Thursday, June 4, 2009

Presidents and the Press


Some thoughts on the press and the presidency.

Mistrust between the press and authority has been around for a long time.

General William Tecumseh Sherman once said:

“I hate newspapermen. They come into camp and pick up their camp rumors and print them as facts. I regard them as spies, which in truth, they are. If I killed them all there would be news from Hell before breakfast”.

The Federalists, led by Alexander Hamilton controlled their own newspaper. It was called the Gazette of the United States.

Thomas Jefferson, who was an anti-federalist, wanted a newspaper to express his views. Not only that, Jefferson knew whom he wanted for an editor. It was a guy named Philip Freneau, a writer known as the “poet of the revolution.”

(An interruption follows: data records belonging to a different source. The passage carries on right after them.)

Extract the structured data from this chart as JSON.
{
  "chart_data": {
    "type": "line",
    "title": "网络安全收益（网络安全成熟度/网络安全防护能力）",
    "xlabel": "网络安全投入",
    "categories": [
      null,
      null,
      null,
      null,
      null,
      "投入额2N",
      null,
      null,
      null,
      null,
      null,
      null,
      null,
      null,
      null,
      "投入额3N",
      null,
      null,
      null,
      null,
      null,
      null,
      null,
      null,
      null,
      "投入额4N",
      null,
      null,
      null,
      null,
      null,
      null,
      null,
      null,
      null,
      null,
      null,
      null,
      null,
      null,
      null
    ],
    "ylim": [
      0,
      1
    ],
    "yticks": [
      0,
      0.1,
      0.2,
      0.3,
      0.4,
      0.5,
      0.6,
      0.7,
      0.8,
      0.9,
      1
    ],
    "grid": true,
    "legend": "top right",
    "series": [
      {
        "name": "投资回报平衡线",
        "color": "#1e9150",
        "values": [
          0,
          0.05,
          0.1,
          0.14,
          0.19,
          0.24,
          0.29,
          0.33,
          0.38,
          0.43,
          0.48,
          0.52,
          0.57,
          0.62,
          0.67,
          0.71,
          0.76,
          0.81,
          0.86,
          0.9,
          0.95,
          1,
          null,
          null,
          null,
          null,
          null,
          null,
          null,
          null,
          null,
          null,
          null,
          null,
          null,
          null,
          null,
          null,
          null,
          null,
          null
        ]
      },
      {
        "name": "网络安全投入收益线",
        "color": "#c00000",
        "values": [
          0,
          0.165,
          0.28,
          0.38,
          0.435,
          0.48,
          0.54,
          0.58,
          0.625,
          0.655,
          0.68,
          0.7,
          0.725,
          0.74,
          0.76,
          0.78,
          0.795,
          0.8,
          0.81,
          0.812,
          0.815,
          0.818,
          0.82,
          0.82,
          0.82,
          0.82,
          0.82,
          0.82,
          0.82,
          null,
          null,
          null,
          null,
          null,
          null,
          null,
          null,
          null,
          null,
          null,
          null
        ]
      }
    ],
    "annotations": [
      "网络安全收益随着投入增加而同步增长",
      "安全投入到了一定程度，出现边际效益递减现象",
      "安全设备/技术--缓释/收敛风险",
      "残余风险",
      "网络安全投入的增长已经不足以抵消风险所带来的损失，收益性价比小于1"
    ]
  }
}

There was one problem. Freneau did not want the job.

Jefferson persisted and when he offered Freneau a no-show government job, plus access to all foreign intelligence reports and a lucrative contract to print government documents, Freneau agreed to run Jefferson’s newspaper.

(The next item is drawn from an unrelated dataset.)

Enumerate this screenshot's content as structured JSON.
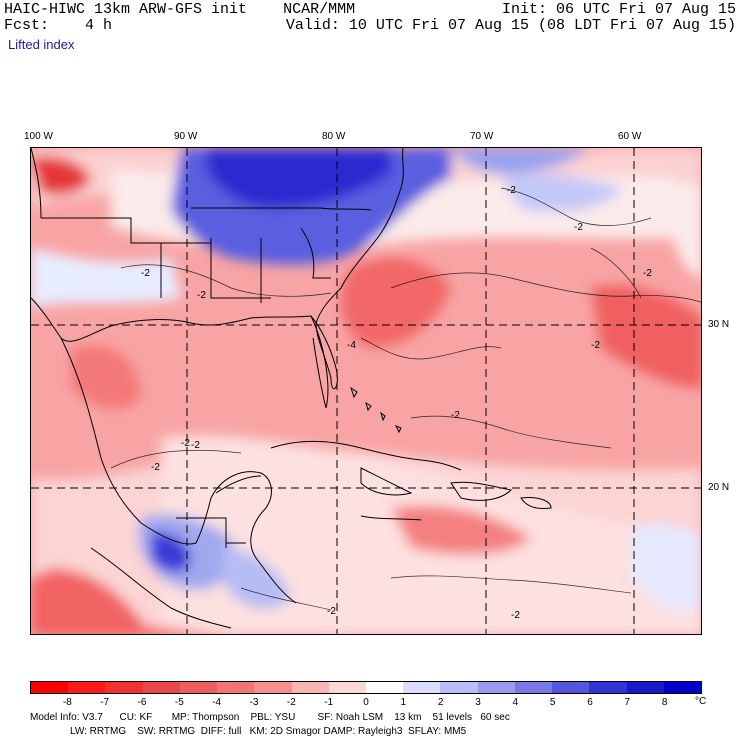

George Washington was president at the time and Jefferson was Secretary Of State and through his newspaper he criticized and editorially jabbed at Washington.

Old George would bitterly complain to his cabinet about that “rascal Freneau.” But Jefferson insisted he had no recollection of being told that his clerk for foreign languages ran a newspaper in his spare time.

When Jefferson became President, he took control. He spoke only to his own editors. Opponents and other reporters knew only what they read in the Jefferson controlled newspaper.

It did not matter that Jefferson was the author of our Bill of Rights. Freedom of the Press seemed to be a child forgotten by a busy President.